Monitoring and observability for production AI systems

Why traditional monitoring is not enough for AI systems

Standard infrastructure monitoring tells you that your services are up, your instances are healthy and your APIs are responding. For AI systems, none of this is sufficient. A production AI system can be fully operational by every infrastructure metric while silently returning hallucinated answers, stale retrieved context, or scores generated from a stale prompt version.

AI observability requires a second layer of monitoring specific to model behaviour, retrieval quality and pipeline integrity.
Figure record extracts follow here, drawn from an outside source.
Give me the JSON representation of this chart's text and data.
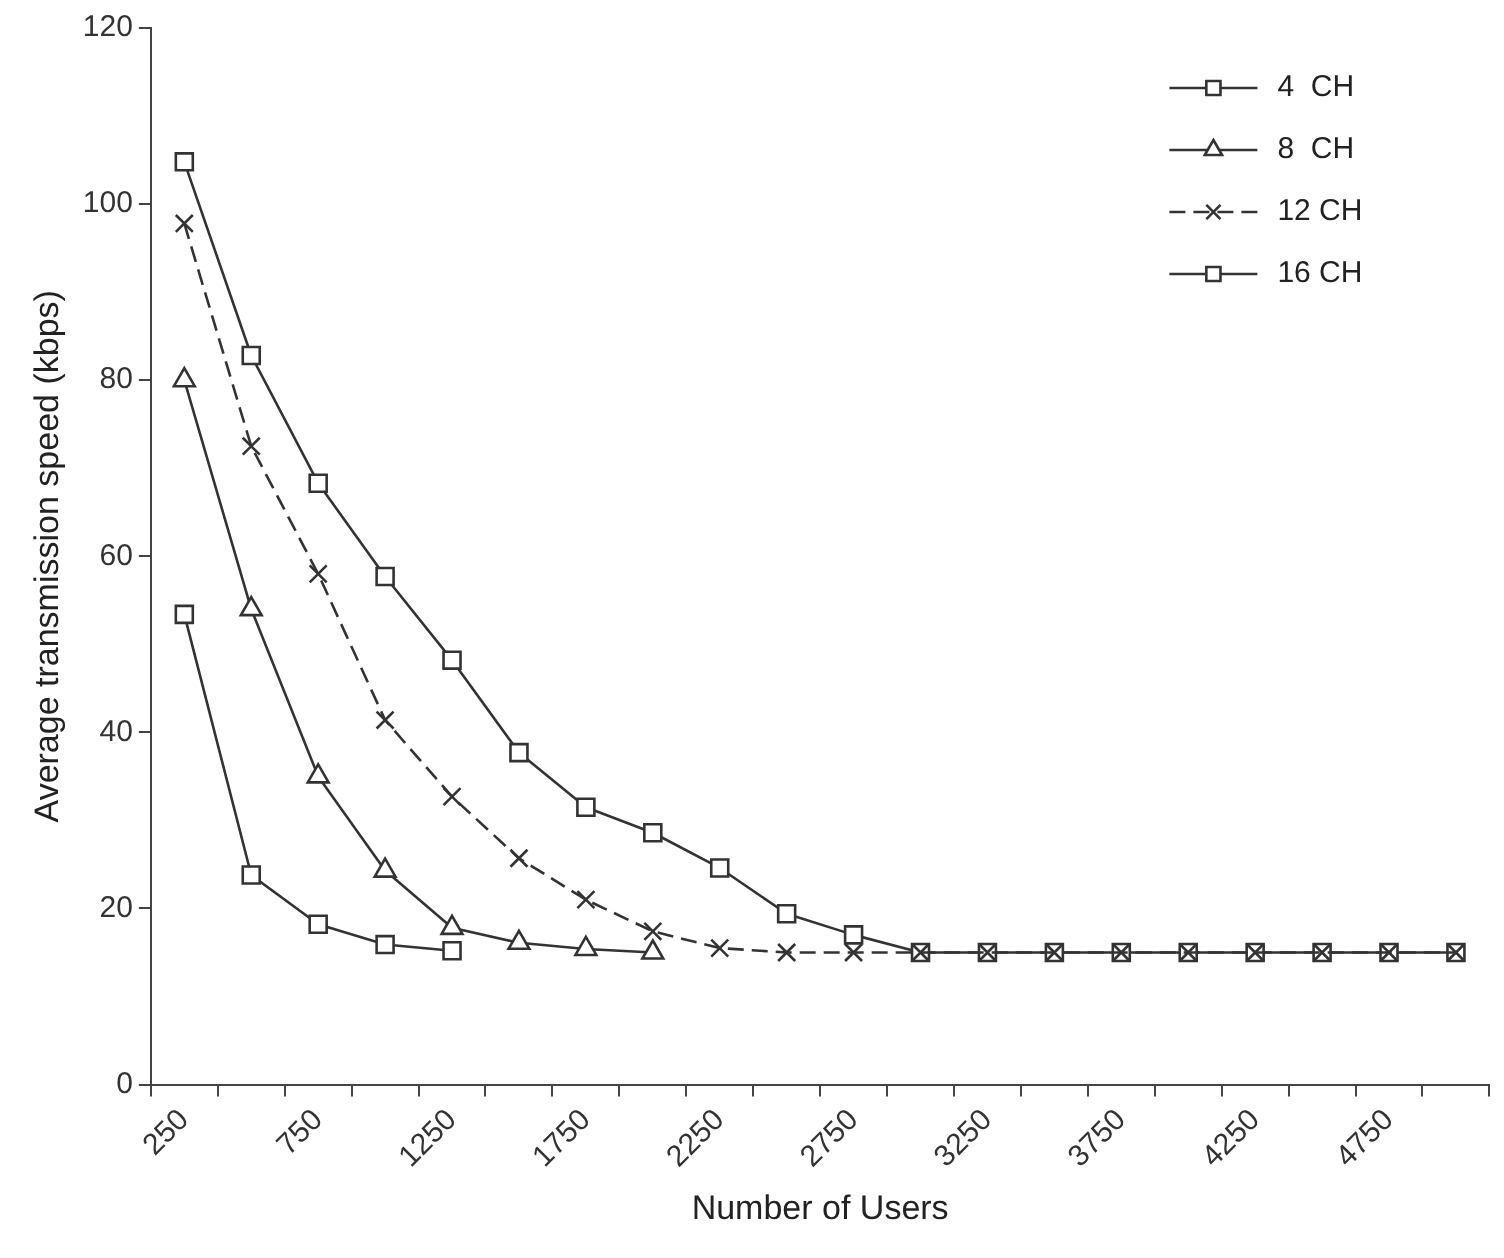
{
  "chart_data": {
    "type": "line",
    "xlabel": "Number of Users",
    "ylabel": "Average transmission speed (kbps)",
    "categories": [
      "250",
      null,
      "750",
      null,
      "1250",
      null,
      "1750",
      null,
      "2250",
      null,
      "2750",
      null,
      "3250",
      null,
      "3750",
      null,
      "4250",
      null,
      "4750",
      null
    ],
    "series": [
      {
        "name": "4  CH",
        "color": "#333333",
        "marker": "square",
        "line_style": "solid",
        "values": [
          53.4,
          23.8,
          18.2,
          15.9,
          15.2,
          null,
          null,
          null,
          null,
          null,
          null,
          null,
          null,
          null,
          null,
          null,
          null,
          null,
          null,
          null
        ]
      },
      {
        "name": "8  CH",
        "color": "#333333",
        "marker": "triangle",
        "line_style": "solid",
        "values": [
          80,
          54,
          35,
          24.3,
          17.8,
          16.1,
          15.4,
          15,
          null,
          null,
          null,
          null,
          null,
          null,
          null,
          null,
          null,
          null,
          null,
          null
        ]
      },
      {
        "name": "12 CH",
        "color": "#333333",
        "marker": "cross",
        "line_style": "dashed",
        "values": [
          97.8,
          72.5,
          58,
          41.4,
          32.7,
          25.7,
          21,
          17.4,
          15.5,
          15,
          15,
          15,
          15,
          15,
          15,
          15,
          15,
          15,
          15,
          15
        ]
      },
      {
        "name": "16 CH",
        "color": "#333333",
        "marker": "square",
        "line_style": "solid",
        "values": [
          104.8,
          82.8,
          68.3,
          57.7,
          48.2,
          37.7,
          31.5,
          28.6,
          24.6,
          19.4,
          17,
          15,
          15,
          15,
          15,
          15,
          15,
          15,
          15,
          15
        ]
      }
    ],
    "ylim": [
      0,
      120
    ],
    "yticks": [
      0,
      20,
      40,
      60,
      80,
      100,
      120
    ],
    "grid": false,
    "legend": "top right"
  }
}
Without it, you discover failures when users report them — not when your monitoring alerts you.

The four layers of AI observability

Layer 1: Infrastructure metrics

Start with the basics: uptime, latency, error rate, throughput. These are necessary but not sufficient. For AI workloads, add:

Model API response time (P50, P95, P99) tracked separately from application response time
API error rate by error type (rate limit, timeout, content filter, context length exceeded)
Queue depth for async processing pipelines — a growing queue signals processing is falling behind
GPU memory utilisation and inference throughput for self-hosted models

Alert thresholds for AI APIs should be tighter than for traditional APIs. A model API responding in 8 seconds instead of 2 seconds is a user experience problem even if it is technically "available".

Layer 2: Model quality metrics

This is the layer that most teams build late, when they should build it first. Model quality metrics measure whether the AI is doing what it is supposed to do, not just whether it is responding:

Output structure validation: If the model is supposed to return structured JSON, alert when the output cannot be parsed. This catches prompt drift, model version changes and context length truncation.
Confidence signals: For scoring or classification use cases, track the distribution of confidence scores over time. A shift in the distribution indicates something has changed — in the data, the prompt or the model.
Refusal and filter rate: Track how often the model refuses to answer or is blocked by content filters. A spike in refusals often indicates a prompt has changed in a way the model interprets as unsafe.
Human feedback rate: If your application supports thumbs up/down or similar feedback, track it. A declining positive feedback rate is the earliest signal of model quality degradation available to you.

Layer 3: Retrieval quality metrics

For RAG systems, retrieval is a separate observability domain. The retrieval layer can degrade independently of the model layer, and the failure modes are different:

Retrieval hit rate: What percentage of queries return at least one document above the relevance threshold? A declining hit rate means the index is stale or the query patterns have shifted.
Top-k similarity distribution: Track the similarity scores of retrieved chunks over time. A downward drift in scores means retrieval quality is degrading.
Index freshness by source: For each ingestion source, track the timestamp of the most recently indexed document. Alert when a source has not been updated in longer than its expected refresh interval.
Context utilisation: Periodically evaluate whether the LLM is actually using retrieved context or generating from parametric knowledge. This can be tested with a set of held-out questions that have known correct answers only in the indexed documents.

A RAG system whose vector index has not been refreshed in three weeks is answering questions from stale data. Your observability should tell you this before a user does.

Layer 4: Pipeline and agent tracing

Multi-step AI pipelines and autonomous agents fail in ways that are difficult to diagnose without distributed tracing. A user reports a wrong answer — but which step in the five-step pipeline produced it? Which tool call did the agent make? What was the retrieved context at the point of failure?

Every AI pipeline in production should emit a trace that captures:

A unique trace ID propagated through every step of the pipeline
The input and output at each step (or a hash of the content if full logging is too expensive)
Token counts and latency per step
Tool calls and their results for agent workflows
The final output and any structured metadata about how it was produced

LangSmith, Helicone, Braintrust and Langfuse all provide purpose-built tracing for LLM applications. Most of them can also run evaluation suites against stored traces, enabling regression detection when you change a prompt or model.

Alerting strategy

Alert on these conditions at minimum:

Model API error rate above 2% for any 5-minute window
Output parse failure rate above 0.5% for structured-output workflows
P95 end-to-end latency exceeding the defined SLA for more than 3 consecutive minutes
Queue depth growing for more than 10 minutes without shrinking
Any ingestion source not refreshed within 2x its expected refresh interval
Daily token spend exceeding 20% above the 7-day moving average

Do not create alerts for everything — alert fatigue leads to ignored alerts. Tier your alerts: immediate page for anything that blocks users, daily digest for degraded-but-functional conditions, weekly review for trend-based signals.

The operational mindset shift

Traditional software operations asks: "Is the system up?" AI operations asks: "Is the system working correctly?" The gap between those two questions is where observability investment needs to go.

The teams that operate AI systems well have shifted from reactive incident response to continuous quality monitoring. They know their model quality baseline before users experience a degradation, and they have the traces to diagnose it before the post-mortem.